Bloom did not hesitate to refer to current political
events at times throughout his reading, at one point
spontaneously including “our current president” into a
part of the introduction he read from which mentioned
those who “reject what they know of Marx, Darwin, and
Freud.”
Referring to the Bush administration specifically in
the interview, Bloom lamented, “that may be the
administration for the rest of my life, [or] if not
him it’ll be his brother, or someone like him.” He
made sure to focus mostly on ideas surrounding
literature, though, dismissing his personal political
views as “another story.”
In the past, Bloom has been labeled a conservative by
some for his defense of canonical Western writers
against postmodern and deconstructionist critics in
recent years. (For the record, he calls himself a
“left-wing Democrat, whatever that means these days.”)
Bloom went so far as to resign from the English
department of Yale in 1976 for this growing schism in
English studies, as well as the Modern Language
Association and the English Institute “with a letter
blasting them” for adherence to this trend.
Although his opinions have made Bloom, in his words,
“the pariah of [his] profession for the last thirty
years,” he sticks by his beliefs.
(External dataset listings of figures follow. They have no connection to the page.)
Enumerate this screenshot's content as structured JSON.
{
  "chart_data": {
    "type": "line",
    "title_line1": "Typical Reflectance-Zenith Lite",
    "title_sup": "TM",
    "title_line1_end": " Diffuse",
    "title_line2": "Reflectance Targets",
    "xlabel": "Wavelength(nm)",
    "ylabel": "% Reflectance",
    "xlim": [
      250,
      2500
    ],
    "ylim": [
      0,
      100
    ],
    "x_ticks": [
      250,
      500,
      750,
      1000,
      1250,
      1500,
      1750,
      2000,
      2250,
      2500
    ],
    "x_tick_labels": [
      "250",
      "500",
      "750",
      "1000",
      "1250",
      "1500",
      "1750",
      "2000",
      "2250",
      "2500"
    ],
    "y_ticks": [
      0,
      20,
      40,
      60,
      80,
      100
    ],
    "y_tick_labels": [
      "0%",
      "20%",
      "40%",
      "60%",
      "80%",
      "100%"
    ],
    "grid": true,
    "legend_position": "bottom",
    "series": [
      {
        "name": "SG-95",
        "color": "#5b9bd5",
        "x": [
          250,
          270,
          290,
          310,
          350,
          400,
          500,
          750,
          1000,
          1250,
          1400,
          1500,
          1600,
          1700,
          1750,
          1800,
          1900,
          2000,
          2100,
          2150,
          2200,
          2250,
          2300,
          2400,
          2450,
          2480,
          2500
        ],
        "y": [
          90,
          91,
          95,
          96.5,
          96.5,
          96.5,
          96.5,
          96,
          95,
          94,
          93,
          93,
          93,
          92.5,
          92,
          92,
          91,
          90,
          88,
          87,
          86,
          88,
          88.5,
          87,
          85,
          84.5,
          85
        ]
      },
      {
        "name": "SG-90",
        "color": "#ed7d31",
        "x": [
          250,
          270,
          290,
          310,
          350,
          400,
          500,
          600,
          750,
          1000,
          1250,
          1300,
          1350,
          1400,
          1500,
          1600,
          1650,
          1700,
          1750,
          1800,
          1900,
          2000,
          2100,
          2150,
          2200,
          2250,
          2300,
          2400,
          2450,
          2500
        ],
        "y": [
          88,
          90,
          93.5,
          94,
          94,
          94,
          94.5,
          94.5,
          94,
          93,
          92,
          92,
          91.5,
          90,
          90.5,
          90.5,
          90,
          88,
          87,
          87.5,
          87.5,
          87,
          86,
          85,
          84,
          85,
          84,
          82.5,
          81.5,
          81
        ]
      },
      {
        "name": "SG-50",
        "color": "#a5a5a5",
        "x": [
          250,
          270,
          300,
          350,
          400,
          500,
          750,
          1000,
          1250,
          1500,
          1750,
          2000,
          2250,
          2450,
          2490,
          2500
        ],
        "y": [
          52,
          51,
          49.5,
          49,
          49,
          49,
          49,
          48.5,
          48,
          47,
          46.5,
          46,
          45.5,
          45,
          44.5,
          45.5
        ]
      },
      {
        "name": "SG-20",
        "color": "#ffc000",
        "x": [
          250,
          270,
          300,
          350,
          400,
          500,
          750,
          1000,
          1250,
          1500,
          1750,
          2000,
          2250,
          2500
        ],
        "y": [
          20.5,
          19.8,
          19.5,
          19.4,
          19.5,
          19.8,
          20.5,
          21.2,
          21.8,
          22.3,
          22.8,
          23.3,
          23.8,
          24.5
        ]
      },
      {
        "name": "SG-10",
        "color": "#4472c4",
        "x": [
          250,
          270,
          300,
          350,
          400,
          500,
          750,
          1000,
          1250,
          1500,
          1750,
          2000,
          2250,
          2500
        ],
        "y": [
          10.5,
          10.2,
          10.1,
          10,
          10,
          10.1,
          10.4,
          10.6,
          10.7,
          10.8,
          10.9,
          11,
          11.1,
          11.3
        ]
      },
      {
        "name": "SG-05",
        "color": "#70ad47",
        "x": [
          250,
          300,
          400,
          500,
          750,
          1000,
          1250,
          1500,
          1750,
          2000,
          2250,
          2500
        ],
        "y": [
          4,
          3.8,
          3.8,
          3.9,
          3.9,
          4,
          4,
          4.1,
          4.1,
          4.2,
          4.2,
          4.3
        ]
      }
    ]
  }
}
He maintains that
using gender, race, or any other personal
characteristics of authors in evaluating the artistic
merit or validity of their work is “a blasphemy
against the arts…a horrible absurdity.”
Noting that he has “limped off too many canonical
battlefields,” Bloom insists that he has only three
criteria for what he reads and teaches: “aesthetic
splendor, intellectual power, wisdom.” At this point
in literary scholarship he suspects “the profession is
pretty much split down the middle” between
aestheticists like himself and more postmodern
theorists.
When asked what undergraduates should be reading, he
listed his quintessential canonical authors—Chaucer,
Shakespeare, Milton, Pope and Samuel Richardson, among
them—“the great authors of the language.”
In terms of more contemporary authors, Bloom said
“there’s no question about it, we have four
first-class novelists writing at the moment,” Philip
Roth, Don DeLillo, Thomas Pynchon and Cormack [sic]
McCarthy, whose Blood Meridian he said was “so savage
and splendid there’s been nothing as good since
Faulkner.”
Bloom affably deflected references to his esteemed
reputation. “Obviously I am not unique,” he said,
“there are in every generation remarkable people who
are teaching English and other literatures all over
the world.”
Shrugging and joking throughout the interview, Bloom
bantered with others in the room in a self-effacing
and familiar manner, and seemed to enjoy himself,
laughing regularly. At one point, when I affirmed that
I didn’t disagree with him about his political views,
he wryly concurred, “we have very few arguments, Joe.”
After the reading, Bloom did not hold a question and
answer session, which is unusual for a Harvard Book
Store author event. In explaining his reasoning he
said that in spite of his “palpable amiability,” some
people have taken “the entire audience—not to mention
my sad self—captive with an oration rather than a
question.” He added that he would be happy to answer
individual questions as he signed books, and complied
with a line that stretched to the back of the church.